Dean Najuoks, Yadkin Riverkeeper: What was Waterkeeper’s involvement in the BP oil spill?

Kennedy:  A lot of times when you have a local disaster that is a continental-scale cataclysm of the kind that we had with BP, the people who are most affected don’t really have a voice at the table. The decisions come from Washington and elected officials, so the fishermen, the hotel owners, the outfitters, the water people who are most impacted do not have their hands on the reins of power. They don’t have a bullhorn that allows them to get on TV, so we miss an opportunity to tell their stories which elucidate the true costs of environmental injury to our country.
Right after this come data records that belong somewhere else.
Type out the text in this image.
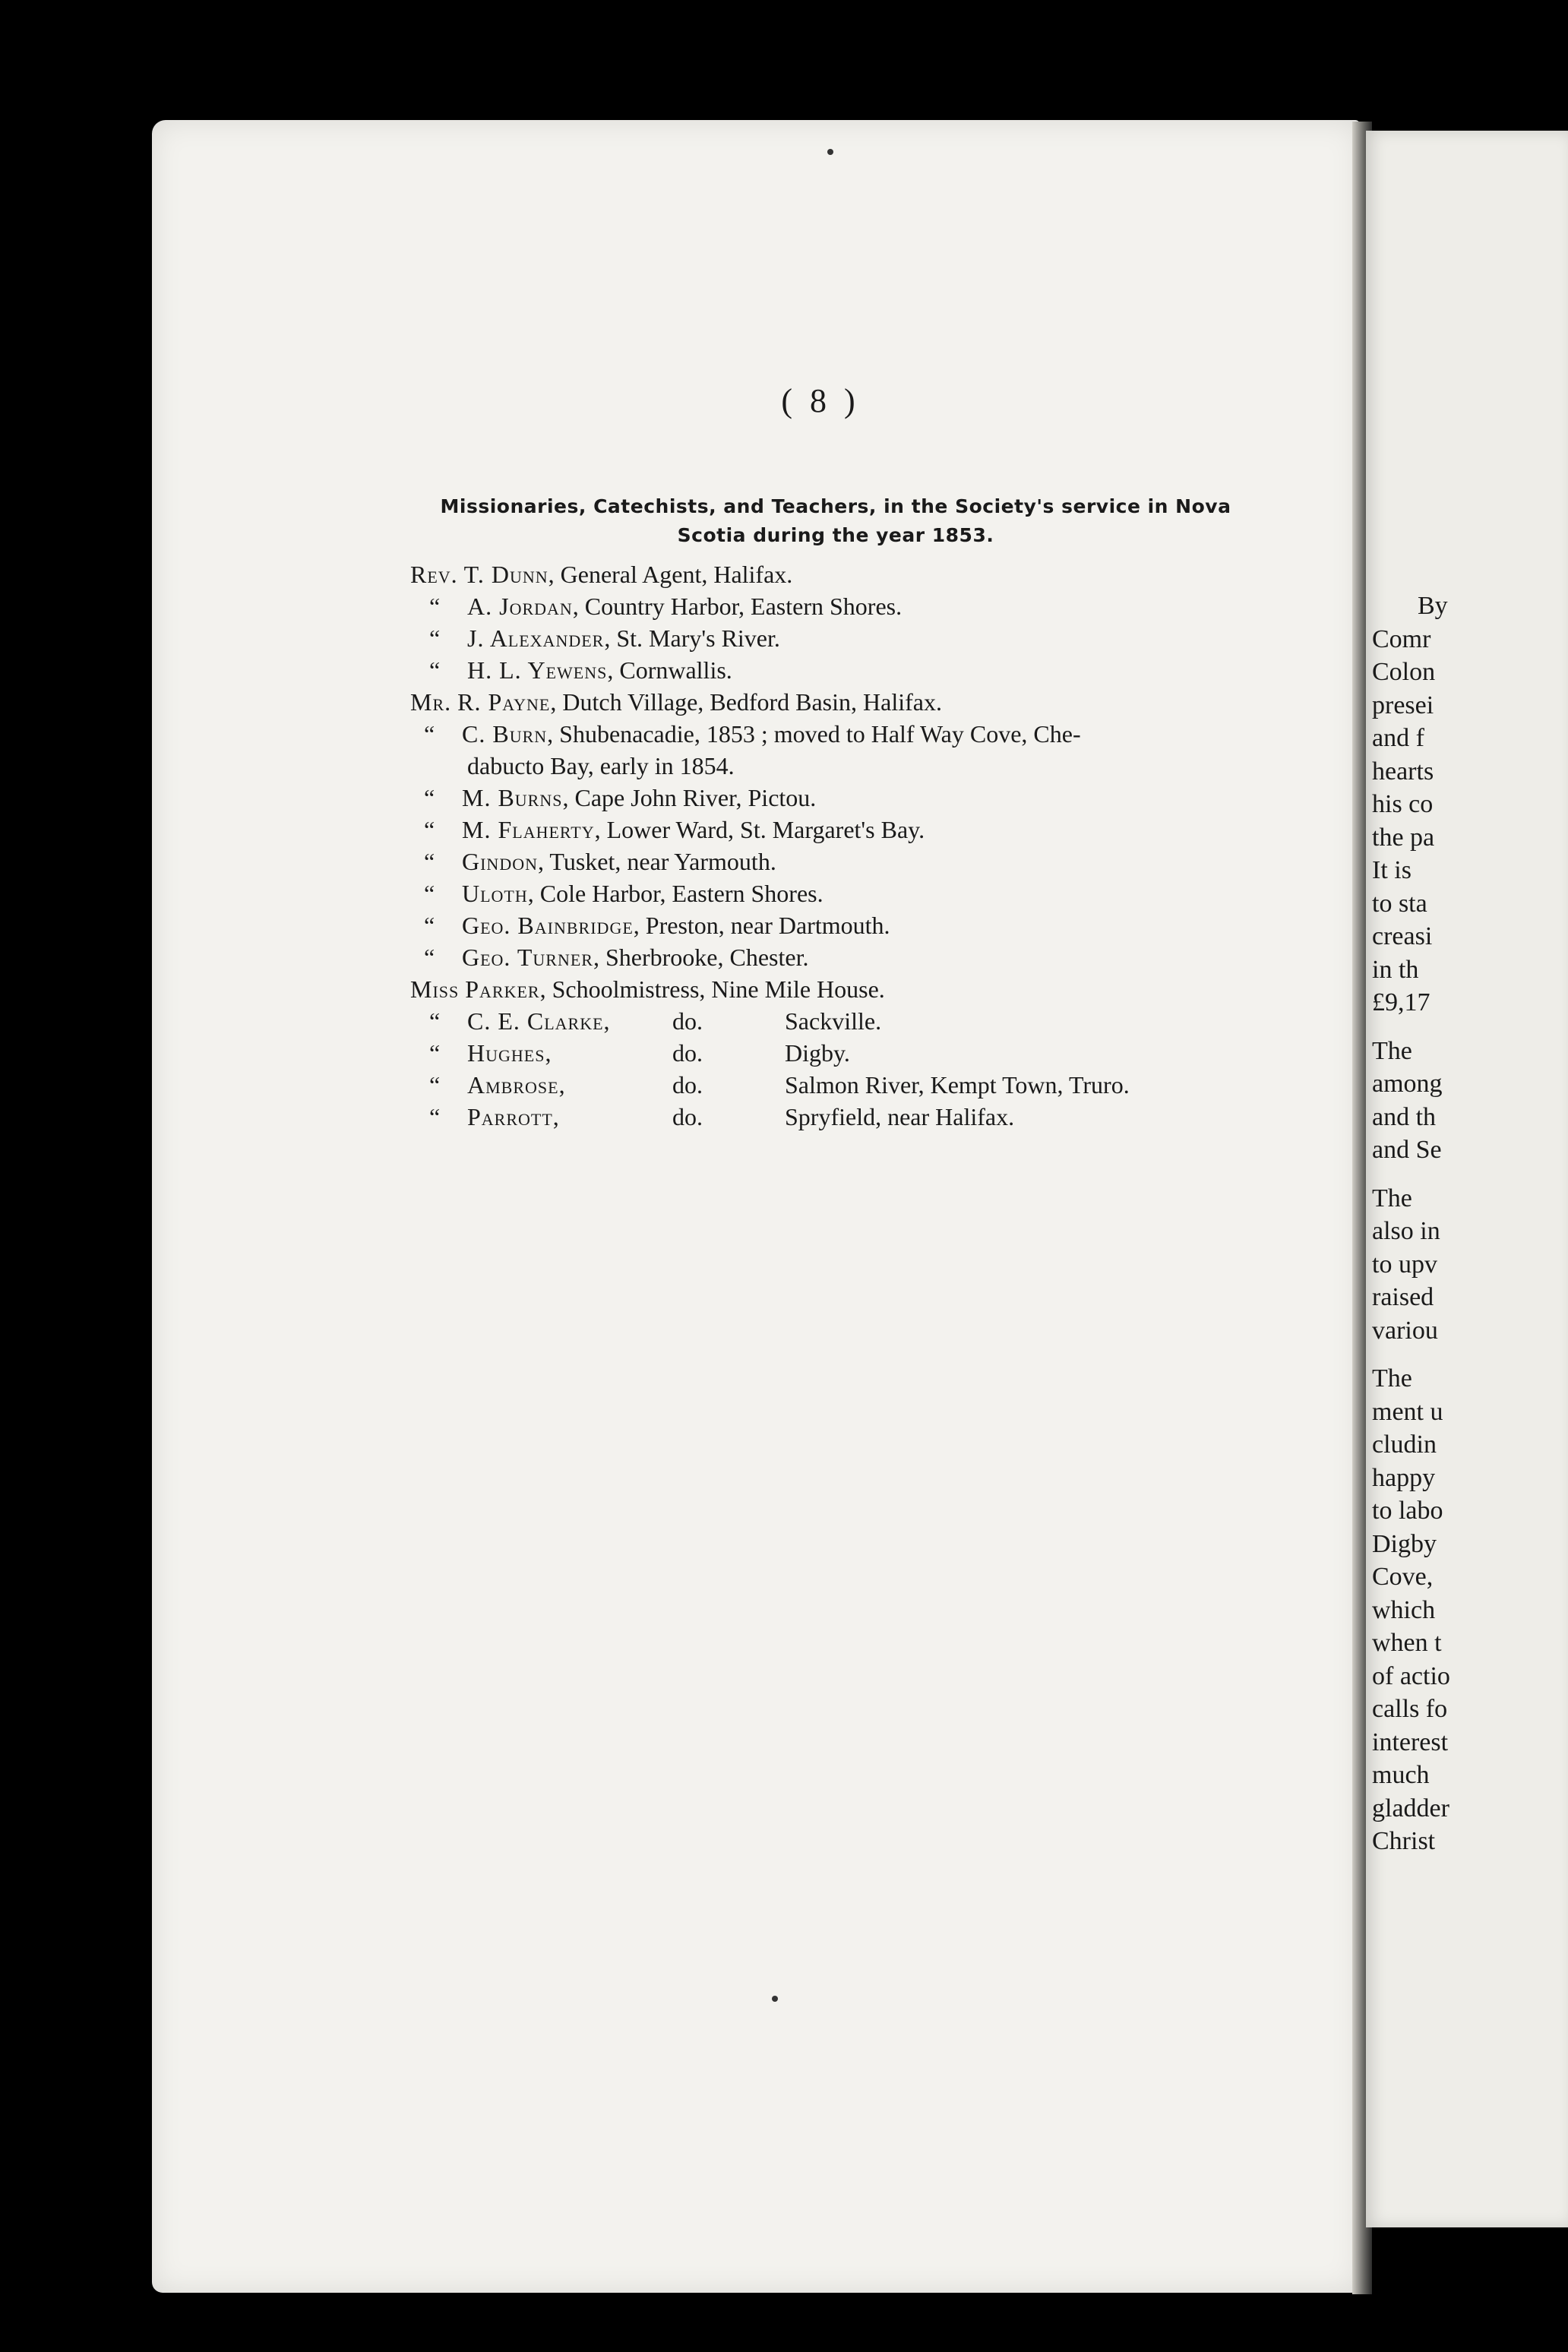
( 8 )
Missionaries, Catechists, and Teachers, in the Society's service in Nova
Scotia during the year 1853.
Rev. T. Dunn, General Agent, Halifax.
“ A. Jordan, Country Harbor, Eastern Shores.
“ J. Alexander, St. Mary's River.
“ H. L. Yewens, Cornwallis.
Mr. R. Payne, Dutch Village, Bedford Basin, Halifax.
“ C. Burn, Shubenacadie, 1853 ; moved to Half Way Cove, Che-
dabucto Bay, early in 1854.
“ M. Burns, Cape John River, Pictou.
“ M. Flaherty, Lower Ward, St. Margaret's Bay.
“ Gindon, Tusket, near Yarmouth.
“ Uloth, Cole Harbor, Eastern Shores.
“ Geo. Bainbridge, Preston, near Dartmouth.
“ Geo. Turner, Sherbrooke, Chester.
Miss Parker, Schoolmistress, Nine Mile House.
“ C. E. Clarke,	do.	Sackville.
“ Hughes,	do.	Digby.
“ Ambrose,	do.	Salmon River, Kempt Town, Truro.
“ Parrott,	do.	Spryfield, near Halifax.
By
Comr
Colon
presei
and f
hearts
his co
the pa
It is
to sta
creasi
in th
£9,17
The
among
and th
and Se
The
also in
to upv
raised
variou
The
ment u
cludin
happy
to labo
Digby
Cove,
which
when t
of actio
calls fo
interest
much
gladder
Christ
I was very proud during the BP oil spill to have a dozen waterkeepers in the Gulf who took leadership roles in explaining this disaster to the American public. They did it with a level of sophistication, local knowledge,  capacity for public speaking and ability to elicit public empathy that you don’t normally see during these kinds of public disasters unless you have a really energetic journalist who is covering them. We were able to provide Casey Callaway, who was on CNN every Saturday, we were able to call the major networks and say that we have boots on the ground in all of these areas that were impacted who can answer the toughest question and can explain the local impact of this disaster on the public. Because of them, the story lasted longer and the public got a clearer picture of what was going on in the Gulf. As a result, the long term future of oil drilling has really changed. Waterkeepers will have a place at the table. And environmentalists will have the most sophisticated voices at the table who will demand the most sophisticated safeguards and disaster prevention equipment available.